Rather, he said, it was his strong belief that federal regulation “could completely transform the industry.” In particular, Mr. Parrish believed that F.D.A. regulation could help push the industry to innovate — coming up with cigarettes, or cigarettelike products, that were less lethal. Indeed, Altria has built a $350 million research facility aimed at coming up with less harmful products. And last September, it bought UST, a leading smokeless tobacco company, for $10.4 billion — and smokeless tobacco is far less harmful than cigarettes. But because the tobacco industry has zero credibility, only the F.D.A. would have the moral authority to make health claims, based on real science, about smokeless products versus cigarettes.

Whatever its motives, Philip Morris threw its weight behind the legislation. Though it failed to pass twice in the last half-dozen years, the company’s support made a huge difference in bringing around Republicans who saw that tobacco companies were no longer unanimous in their resistance to federal regulation.

And then there was Mr. Myers. Back in 1997, he had been party to the secret negotiations between the tobacco companies and the Clinton administration. When word of his involvement leaked out, there was a furor in the public health community — because it was part of the public health dogma that its side should never, ever consort with a tobacco company.

That dogma never really went away. But Mr. Myers is both a realist and a pragmatist. Ever since that proposed settlement collapsed, his chief legislative goal has been to get the tobacco companies regulated by the F.D.A. If Altria wanted to support the legislation, that could only help. For sure, it meant that Altria would have a seat at the table as the bill was being hashed out.

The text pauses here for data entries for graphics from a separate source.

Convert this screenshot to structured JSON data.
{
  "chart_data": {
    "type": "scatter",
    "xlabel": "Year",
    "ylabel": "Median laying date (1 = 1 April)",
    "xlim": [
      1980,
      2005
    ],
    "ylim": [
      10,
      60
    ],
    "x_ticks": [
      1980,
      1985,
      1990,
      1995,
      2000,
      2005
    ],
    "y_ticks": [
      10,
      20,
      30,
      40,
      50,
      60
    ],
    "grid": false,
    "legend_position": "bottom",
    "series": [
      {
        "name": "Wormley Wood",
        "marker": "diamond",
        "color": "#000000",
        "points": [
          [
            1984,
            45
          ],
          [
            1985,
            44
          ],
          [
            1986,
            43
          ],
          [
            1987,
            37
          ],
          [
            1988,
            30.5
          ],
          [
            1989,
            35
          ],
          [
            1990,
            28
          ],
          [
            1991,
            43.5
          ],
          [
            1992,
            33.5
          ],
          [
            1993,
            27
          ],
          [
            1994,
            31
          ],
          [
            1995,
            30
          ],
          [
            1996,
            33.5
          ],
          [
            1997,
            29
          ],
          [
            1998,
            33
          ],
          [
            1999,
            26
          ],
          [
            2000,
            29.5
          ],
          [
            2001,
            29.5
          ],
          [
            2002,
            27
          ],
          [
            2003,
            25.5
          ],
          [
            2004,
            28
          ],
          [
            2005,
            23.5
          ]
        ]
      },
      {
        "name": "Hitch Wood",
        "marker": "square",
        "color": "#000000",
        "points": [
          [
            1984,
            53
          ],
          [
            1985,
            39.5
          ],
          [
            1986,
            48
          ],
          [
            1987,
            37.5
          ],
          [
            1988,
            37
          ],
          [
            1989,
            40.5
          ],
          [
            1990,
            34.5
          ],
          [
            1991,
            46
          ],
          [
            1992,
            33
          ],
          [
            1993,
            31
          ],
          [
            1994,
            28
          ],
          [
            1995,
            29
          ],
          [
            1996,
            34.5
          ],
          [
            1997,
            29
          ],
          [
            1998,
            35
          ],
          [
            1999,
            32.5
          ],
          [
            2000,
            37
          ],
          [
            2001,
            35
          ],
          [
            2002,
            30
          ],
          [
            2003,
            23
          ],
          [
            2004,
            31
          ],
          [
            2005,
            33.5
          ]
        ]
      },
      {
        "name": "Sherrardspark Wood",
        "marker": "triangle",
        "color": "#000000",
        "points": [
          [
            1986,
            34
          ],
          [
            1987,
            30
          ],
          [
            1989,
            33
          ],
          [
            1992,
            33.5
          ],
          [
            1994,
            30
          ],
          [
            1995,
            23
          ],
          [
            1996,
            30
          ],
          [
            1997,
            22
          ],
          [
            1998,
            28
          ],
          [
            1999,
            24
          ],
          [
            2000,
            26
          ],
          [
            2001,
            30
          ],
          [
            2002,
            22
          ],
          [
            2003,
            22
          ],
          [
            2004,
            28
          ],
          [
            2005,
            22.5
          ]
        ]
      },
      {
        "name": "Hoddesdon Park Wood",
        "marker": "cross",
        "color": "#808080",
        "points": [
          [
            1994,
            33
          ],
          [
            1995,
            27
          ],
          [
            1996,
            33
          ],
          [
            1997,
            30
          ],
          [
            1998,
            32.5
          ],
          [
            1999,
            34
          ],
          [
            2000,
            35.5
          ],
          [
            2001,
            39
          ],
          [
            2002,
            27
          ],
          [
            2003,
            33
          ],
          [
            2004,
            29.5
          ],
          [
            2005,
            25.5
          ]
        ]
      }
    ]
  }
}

But most of what Altria wanted — an insistence, for example, that the F.D.A. not be able to outlaw cigarettes entirely — was likely to have been in there in any case. Any bill that didn’t contain such a provision would be open to accusations that it would lead to a new era of prohibition. Even Senator Kennedy and Representative Waxman wanted that in the bill.

The hard part was overcoming suspicions elsewhere in the public health community that the whole thing was some kind of deceptive Philip Morris plot. One reason the bill died in 2004 was the huge division in the public health community over Philip Morris’s support. Even Dr. Kessler worried at the time that if Philip Morris was in favor of the bill, then there must be something he and the rest of the public health community weren’t seeing.

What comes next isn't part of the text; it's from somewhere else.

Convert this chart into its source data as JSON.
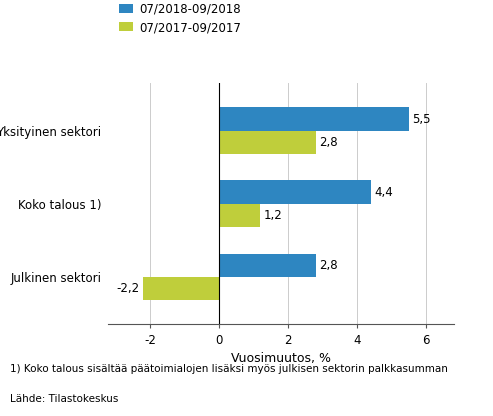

So for years, Mr. Myers had to walk a delicate line, trashing Philip Morris publicly while quietly taking advantage of Mr. Parrish’s support and connections on Capitol Hill to move the bill forward — without ever acknowledging that help. And all the while he had to persuade the rest of the public health community of something that should have been obvious: if it was a good bill, why should they be concerned that Philip Morris supported it? All that mattered was the result: cigarettes would be regulated.
A year ago March, Mr. Parrish left Altria after the company spun off Philip Morris International. It moved its headquarters to Richmond, where the company manufactures cigarettes. Truth be told, there are plenty of executives in Richmond, old-line tobacco men, who wish Mr. Parrish had never had his conversion, and that the company had never backed tobacco regulation.

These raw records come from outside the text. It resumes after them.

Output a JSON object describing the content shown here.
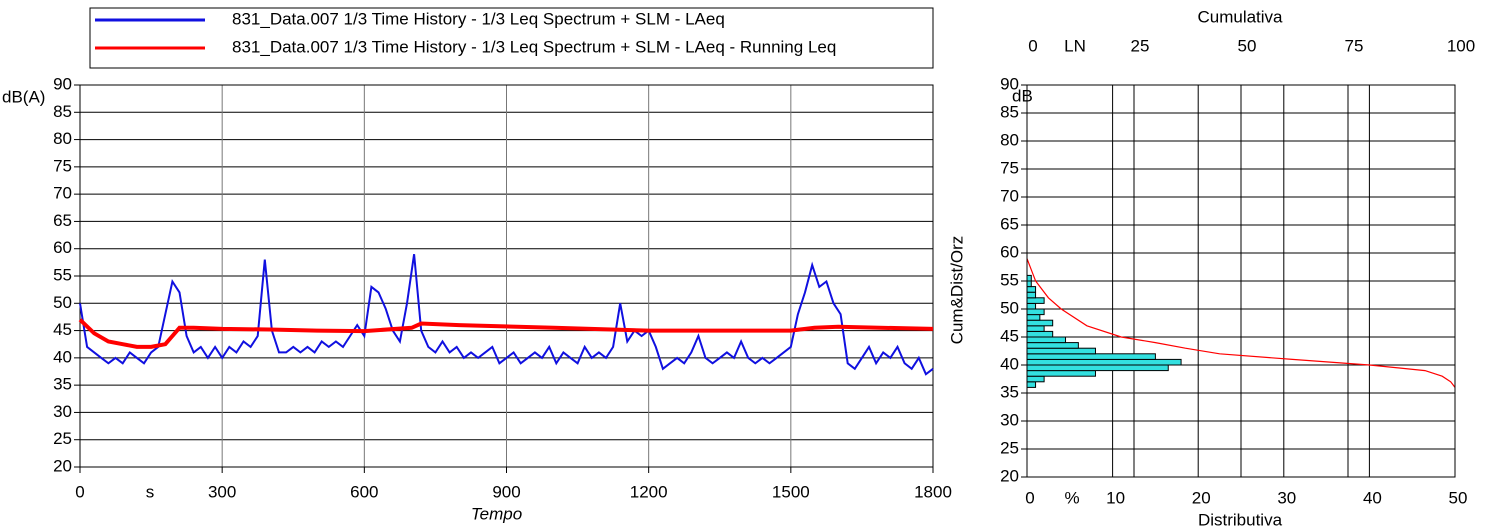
{
  "chart_data": [
    {
      "type": "line",
      "x_label": "Tempo",
      "x_unit": "s",
      "y_unit": "dB(A)",
      "xlim": [
        0,
        1800
      ],
      "xticks": [
        0,
        300,
        600,
        900,
        1200,
        1500,
        1800
      ],
      "ylim": [
        20,
        90
      ],
      "yticks": [
        20,
        25,
        30,
        35,
        40,
        45,
        50,
        55,
        60,
        65,
        70,
        75,
        80,
        85,
        90
      ],
      "grid": true,
      "series": [
        {
          "name": "831_Data.007 1/3 Time History - 1/3 Leq Spectrum + SLM - LAeq",
          "color": "#1010e0",
          "x": [
            0,
            15,
            30,
            45,
            60,
            75,
            90,
            105,
            120,
            135,
            150,
            165,
            180,
            195,
            210,
            225,
            240,
            255,
            270,
            285,
            300,
            315,
            330,
            345,
            360,
            375,
            390,
            405,
            420,
            435,
            450,
            465,
            480,
            495,
            510,
            525,
            540,
            555,
            570,
            585,
            600,
            615,
            630,
            645,
            660,
            675,
            690,
            705,
            720,
            735,
            750,
            765,
            780,
            795,
            810,
            825,
            840,
            855,
            870,
            885,
            900,
            915,
            930,
            945,
            960,
            975,
            990,
            1005,
            1020,
            1035,
            1050,
            1065,
            1080,
            1095,
            1110,
            1125,
            1140,
            1155,
            1170,
            1185,
            1200,
            1215,
            1230,
            1245,
            1260,
            1275,
            1290,
            1305,
            1320,
            1335,
            1350,
            1365,
            1380,
            1395,
            1410,
            1425,
            1440,
            1455,
            1470,
            1485,
            1500,
            1515,
            1530,
            1545,
            1560,
            1575,
            1590,
            1605,
            1620,
            1635,
            1650,
            1665,
            1680,
            1695,
            1710,
            1725,
            1740,
            1755,
            1770,
            1785,
            1800
          ],
          "values": [
            50,
            42,
            41,
            40,
            39,
            40,
            39,
            41,
            40,
            39,
            41,
            42,
            48,
            54,
            52,
            44,
            41,
            42,
            40,
            42,
            40,
            42,
            41,
            43,
            42,
            44,
            58,
            45,
            41,
            41,
            42,
            41,
            42,
            41,
            43,
            42,
            43,
            42,
            44,
            46,
            44,
            53,
            52,
            49,
            45,
            43,
            50,
            59,
            45,
            42,
            41,
            43,
            41,
            42,
            40,
            41,
            40,
            41,
            42,
            39,
            40,
            41,
            39,
            40,
            41,
            40,
            42,
            39,
            41,
            40,
            39,
            42,
            40,
            41,
            40,
            42,
            50,
            43,
            45,
            44,
            45,
            42,
            38,
            39,
            40,
            39,
            41,
            44,
            40,
            39,
            40,
            41,
            40,
            43,
            40,
            39,
            40,
            39,
            40,
            41,
            42,
            48,
            52,
            57,
            53,
            54,
            50,
            48,
            39,
            38,
            40,
            42,
            39,
            41,
            40,
            42,
            39,
            38,
            40,
            37,
            38
          ]
        },
        {
          "name": "831_Data.007 1/3 Time History - 1/3 Leq Spectrum + SLM - LAeq - Running Leq",
          "color": "#ff0000",
          "x": [
            0,
            30,
            60,
            90,
            120,
            150,
            180,
            195,
            210,
            240,
            300,
            400,
            500,
            600,
            700,
            720,
            800,
            1000,
            1200,
            1400,
            1500,
            1550,
            1600,
            1800
          ],
          "values": [
            47,
            44.5,
            43,
            42.5,
            42,
            42,
            42.5,
            44,
            45.5,
            45.5,
            45.3,
            45.2,
            45,
            44.9,
            45.5,
            46.3,
            46,
            45.5,
            45,
            45,
            45,
            45.5,
            45.7,
            45.3
          ]
        }
      ]
    },
    {
      "type": "histogram",
      "x_label": "Distributiva",
      "x_unit": "%",
      "y_label": "Cum&Dist/Orz",
      "y_unit": "dB",
      "x2_label": "Cumulativa",
      "x2_unit": "LN",
      "xlim": [
        0,
        50
      ],
      "xticks": [
        0,
        10,
        20,
        30,
        40,
        50
      ],
      "x2lim": [
        0,
        100
      ],
      "x2ticks": [
        0,
        25,
        50,
        75,
        100
      ],
      "ylim": [
        20,
        90
      ],
      "yticks": [
        20,
        25,
        30,
        35,
        40,
        45,
        50,
        55,
        60,
        65,
        70,
        75,
        80,
        85,
        90
      ],
      "grid": true,
      "color": "#33e0e0",
      "bins": [
        36,
        37,
        38,
        39,
        40,
        41,
        42,
        43,
        44,
        45,
        46,
        47,
        48,
        49,
        50,
        51,
        52,
        53,
        54,
        55,
        56
      ],
      "counts": [
        1,
        2,
        8,
        16.5,
        18,
        15,
        8,
        6,
        4.5,
        3,
        2,
        3,
        1.5,
        2,
        1,
        2,
        1,
        1,
        0.5,
        0.5
      ],
      "cumulative": {
        "color": "#ff0000",
        "y": [
          59,
          57,
          55,
          52,
          50,
          47,
          45,
          44,
          43,
          42,
          41,
          40,
          39,
          38,
          37,
          36
        ],
        "values": [
          0,
          1,
          2,
          5,
          8,
          14,
          22,
          30,
          37,
          45,
          62,
          80,
          93,
          97,
          99,
          100
        ]
      }
    }
  ]
}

Perhaps that explains why this year, with Mr. Parrish no longer on the scene, Altria executives said almost nothing in public in support of the bill, other than issuing a dutiful press release or two. Periodically there were rumors that the company was planning to turn its back on the bill. But that never happened, and I have it on good authority that the possibility was never discussed in Richmond. Because of Mr. Parrish’s efforts in previous years, there was simply no way Altria could come out against the bill.
When the signing ceremony takes place next week, Mr. Kessler and Mr. Myers will both be in attendance, where they will no doubt receive well-deserved congratulations. As a former tobacco executive, Mr. Parrish has not been invited. So his role will be underplayed, just as it was when he was working on behalf of the bill.

He shrugged when I asked him about this slight. “The name of the game was getting the bill, not getting credit,” he said. He didn’t sound the least bit disappointed.